En ayant répondu à l'invitation de néo-nazis, Marine le Pen ne va-telle pas abimer son image ?

 

Le bal des Burschenschaften a été très bien défini par Jean-Marie Le Pen qui a complètement avalisé l'analyse de l'UEJF et SOS-Racisme. On y valse sur du Strauss, mais sans Kahn, sans Juifs. Dire que l'événement est organisé par des néo-nazis est en partie inexact: il est organisé par le Wiener Korporationsring, qui est un cartel de fraternités étudiantes. Olympia n'est qu'une d'entre elles, la plus marquée vers le néonazisme. Les autres appartiennent au camp national-patriotique, donc celui du FPÖ. La Burschenschaft Albia par exemple, celle à laquelle avait adhéré Herzl, a pour devise Honneur, Liberté, Patrie.
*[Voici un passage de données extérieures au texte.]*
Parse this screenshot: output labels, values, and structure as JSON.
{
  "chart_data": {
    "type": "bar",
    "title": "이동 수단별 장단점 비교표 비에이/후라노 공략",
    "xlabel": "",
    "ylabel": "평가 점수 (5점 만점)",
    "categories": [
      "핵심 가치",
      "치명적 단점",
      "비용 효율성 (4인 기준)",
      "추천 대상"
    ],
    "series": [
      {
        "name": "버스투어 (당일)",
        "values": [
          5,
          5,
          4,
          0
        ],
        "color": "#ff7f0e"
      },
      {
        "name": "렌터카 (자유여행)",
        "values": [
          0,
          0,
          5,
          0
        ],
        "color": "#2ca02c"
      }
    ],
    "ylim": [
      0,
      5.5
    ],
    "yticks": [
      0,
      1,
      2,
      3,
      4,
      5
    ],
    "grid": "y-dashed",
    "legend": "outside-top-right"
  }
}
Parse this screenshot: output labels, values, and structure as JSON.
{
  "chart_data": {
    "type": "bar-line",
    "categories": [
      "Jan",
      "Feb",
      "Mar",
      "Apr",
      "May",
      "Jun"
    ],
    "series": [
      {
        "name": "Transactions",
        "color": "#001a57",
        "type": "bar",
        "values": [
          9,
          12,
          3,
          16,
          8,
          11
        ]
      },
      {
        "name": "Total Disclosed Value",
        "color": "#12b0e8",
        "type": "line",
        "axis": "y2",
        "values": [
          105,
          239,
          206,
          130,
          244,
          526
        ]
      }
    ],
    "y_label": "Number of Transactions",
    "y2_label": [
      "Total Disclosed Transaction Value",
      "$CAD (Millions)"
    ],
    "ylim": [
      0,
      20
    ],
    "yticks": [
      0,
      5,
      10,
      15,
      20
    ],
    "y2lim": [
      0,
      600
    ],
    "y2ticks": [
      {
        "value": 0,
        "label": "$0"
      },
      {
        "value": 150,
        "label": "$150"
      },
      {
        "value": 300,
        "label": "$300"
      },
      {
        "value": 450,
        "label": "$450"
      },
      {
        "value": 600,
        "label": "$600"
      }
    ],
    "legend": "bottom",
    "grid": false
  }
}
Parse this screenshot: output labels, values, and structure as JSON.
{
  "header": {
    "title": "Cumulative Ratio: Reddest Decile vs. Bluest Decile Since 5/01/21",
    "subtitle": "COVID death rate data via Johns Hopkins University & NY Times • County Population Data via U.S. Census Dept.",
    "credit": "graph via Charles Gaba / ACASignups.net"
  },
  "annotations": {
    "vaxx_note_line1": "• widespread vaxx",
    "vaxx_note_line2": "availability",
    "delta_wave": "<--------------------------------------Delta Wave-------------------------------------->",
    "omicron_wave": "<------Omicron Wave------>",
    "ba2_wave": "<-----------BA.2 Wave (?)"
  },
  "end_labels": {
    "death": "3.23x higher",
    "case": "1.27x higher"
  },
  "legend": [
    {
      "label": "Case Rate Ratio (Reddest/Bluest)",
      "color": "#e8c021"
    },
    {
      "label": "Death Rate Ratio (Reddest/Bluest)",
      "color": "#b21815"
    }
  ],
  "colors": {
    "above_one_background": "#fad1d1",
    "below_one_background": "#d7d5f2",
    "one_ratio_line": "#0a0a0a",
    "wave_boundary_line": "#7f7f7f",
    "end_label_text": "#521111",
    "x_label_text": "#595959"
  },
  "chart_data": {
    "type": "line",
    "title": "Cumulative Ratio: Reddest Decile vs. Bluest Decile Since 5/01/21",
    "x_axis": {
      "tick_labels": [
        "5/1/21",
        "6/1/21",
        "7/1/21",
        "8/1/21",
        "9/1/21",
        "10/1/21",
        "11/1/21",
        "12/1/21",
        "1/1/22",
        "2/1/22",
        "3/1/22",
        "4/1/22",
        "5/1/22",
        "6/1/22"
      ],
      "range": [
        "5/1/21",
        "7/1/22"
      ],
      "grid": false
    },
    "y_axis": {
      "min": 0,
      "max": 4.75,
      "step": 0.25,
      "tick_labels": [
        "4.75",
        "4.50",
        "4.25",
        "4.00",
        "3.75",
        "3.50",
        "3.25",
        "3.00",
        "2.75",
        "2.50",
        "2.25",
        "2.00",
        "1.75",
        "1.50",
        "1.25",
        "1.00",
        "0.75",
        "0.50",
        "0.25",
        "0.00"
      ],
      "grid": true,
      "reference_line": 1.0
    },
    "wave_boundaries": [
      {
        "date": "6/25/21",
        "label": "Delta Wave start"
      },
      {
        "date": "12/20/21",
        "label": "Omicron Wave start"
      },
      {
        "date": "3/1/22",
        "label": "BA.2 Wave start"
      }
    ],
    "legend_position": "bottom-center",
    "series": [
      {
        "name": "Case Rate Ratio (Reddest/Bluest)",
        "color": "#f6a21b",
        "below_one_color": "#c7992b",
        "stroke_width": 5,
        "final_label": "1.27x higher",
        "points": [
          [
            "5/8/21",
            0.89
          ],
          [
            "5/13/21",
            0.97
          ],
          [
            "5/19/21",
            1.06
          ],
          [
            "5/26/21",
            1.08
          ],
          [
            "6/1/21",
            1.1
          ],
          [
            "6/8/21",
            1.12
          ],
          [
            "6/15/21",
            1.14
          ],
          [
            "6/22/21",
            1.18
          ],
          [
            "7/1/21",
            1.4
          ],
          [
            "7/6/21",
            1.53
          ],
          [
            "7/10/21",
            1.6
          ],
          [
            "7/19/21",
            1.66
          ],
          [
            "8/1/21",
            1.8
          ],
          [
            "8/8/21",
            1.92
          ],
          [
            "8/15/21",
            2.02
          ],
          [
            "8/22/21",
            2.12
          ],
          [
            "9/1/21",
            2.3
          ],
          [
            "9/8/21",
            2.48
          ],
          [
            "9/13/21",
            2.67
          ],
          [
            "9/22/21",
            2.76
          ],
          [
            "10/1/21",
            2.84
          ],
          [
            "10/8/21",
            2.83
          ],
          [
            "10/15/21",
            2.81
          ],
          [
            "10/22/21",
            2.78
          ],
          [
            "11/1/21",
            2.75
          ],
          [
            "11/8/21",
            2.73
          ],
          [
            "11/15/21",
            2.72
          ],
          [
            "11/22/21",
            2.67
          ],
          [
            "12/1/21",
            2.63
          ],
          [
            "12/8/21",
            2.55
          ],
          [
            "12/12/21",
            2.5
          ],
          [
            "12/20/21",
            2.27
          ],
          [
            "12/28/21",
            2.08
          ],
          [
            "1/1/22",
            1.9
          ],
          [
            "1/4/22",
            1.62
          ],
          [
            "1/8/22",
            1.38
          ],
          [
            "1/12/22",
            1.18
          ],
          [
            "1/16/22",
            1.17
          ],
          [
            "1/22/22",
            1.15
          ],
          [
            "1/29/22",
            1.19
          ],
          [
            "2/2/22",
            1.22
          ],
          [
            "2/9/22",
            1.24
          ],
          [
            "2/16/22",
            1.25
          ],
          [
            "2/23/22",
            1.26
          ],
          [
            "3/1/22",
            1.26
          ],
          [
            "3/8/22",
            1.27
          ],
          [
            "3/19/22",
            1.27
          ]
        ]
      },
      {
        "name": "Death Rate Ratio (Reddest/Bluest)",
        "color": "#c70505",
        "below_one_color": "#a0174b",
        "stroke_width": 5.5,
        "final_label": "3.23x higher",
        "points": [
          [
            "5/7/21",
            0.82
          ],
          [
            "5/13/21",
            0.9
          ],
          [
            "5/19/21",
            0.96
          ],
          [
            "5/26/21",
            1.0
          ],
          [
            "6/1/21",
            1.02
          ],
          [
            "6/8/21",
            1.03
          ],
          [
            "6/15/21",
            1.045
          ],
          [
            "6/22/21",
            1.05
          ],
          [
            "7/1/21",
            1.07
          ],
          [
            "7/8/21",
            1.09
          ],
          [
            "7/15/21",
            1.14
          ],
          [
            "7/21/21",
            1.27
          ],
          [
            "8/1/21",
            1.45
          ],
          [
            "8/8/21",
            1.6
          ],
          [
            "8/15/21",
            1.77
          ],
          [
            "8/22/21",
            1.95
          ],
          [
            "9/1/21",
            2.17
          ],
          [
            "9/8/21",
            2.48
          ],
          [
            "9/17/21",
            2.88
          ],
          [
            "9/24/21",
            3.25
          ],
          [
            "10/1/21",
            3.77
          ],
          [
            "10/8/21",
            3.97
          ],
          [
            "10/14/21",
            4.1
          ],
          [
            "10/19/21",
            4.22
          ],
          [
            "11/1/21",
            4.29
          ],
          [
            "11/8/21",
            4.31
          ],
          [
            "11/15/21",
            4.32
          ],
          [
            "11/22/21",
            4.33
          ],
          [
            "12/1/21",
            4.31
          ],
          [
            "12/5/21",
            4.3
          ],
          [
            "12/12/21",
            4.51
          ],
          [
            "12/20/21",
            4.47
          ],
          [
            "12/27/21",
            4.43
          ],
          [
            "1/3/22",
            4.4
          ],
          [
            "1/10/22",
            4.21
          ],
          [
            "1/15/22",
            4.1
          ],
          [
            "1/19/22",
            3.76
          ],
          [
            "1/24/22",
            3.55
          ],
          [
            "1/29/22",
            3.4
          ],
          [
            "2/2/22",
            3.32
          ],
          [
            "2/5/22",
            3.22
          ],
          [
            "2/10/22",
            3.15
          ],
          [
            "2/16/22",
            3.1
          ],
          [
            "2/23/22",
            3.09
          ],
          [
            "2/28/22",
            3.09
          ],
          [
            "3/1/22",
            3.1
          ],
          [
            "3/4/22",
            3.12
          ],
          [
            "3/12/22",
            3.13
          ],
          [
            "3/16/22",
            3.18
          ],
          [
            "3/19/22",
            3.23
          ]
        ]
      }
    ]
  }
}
Toutefois quand le FN invoque l'appartenance de Herzl pour dédouaner les corporations de toute connotation extrémiste, il oublie de rappeler que Herzl a quitté l’Albi où régnait alors le préjugé antijuif courant dans la Vienne des années 1880. Cette déconvenue a été, pour celui qui était alors un Juif patriote, comme l'immense majorité de ses coreligionnaires allemands et autrichiens, un pas vers la prise de conscience qui l'amènera au sionisme.

 

La grande médiatisation de cette visite à Vienne n'aide pas à la normalisation de l'image de Marine Le Pen. Toutefois elle n'aura pas de conséquences électorales dans la mesure où les raisons qui motivent le vote frontiste demeurent. Et Marine Le Pen pourra avancer qu'en quelques jours, le FN a sanctionné deus cadres de la région Rhône-Alpes, Laura Lussaud et Stéphane Poncet. Militante depuis ses 13 ans, la première a été exclue, par une lettre qui fait 10 lignes, en raison de sa participation à une manifestation des Jeunesses nationalistes.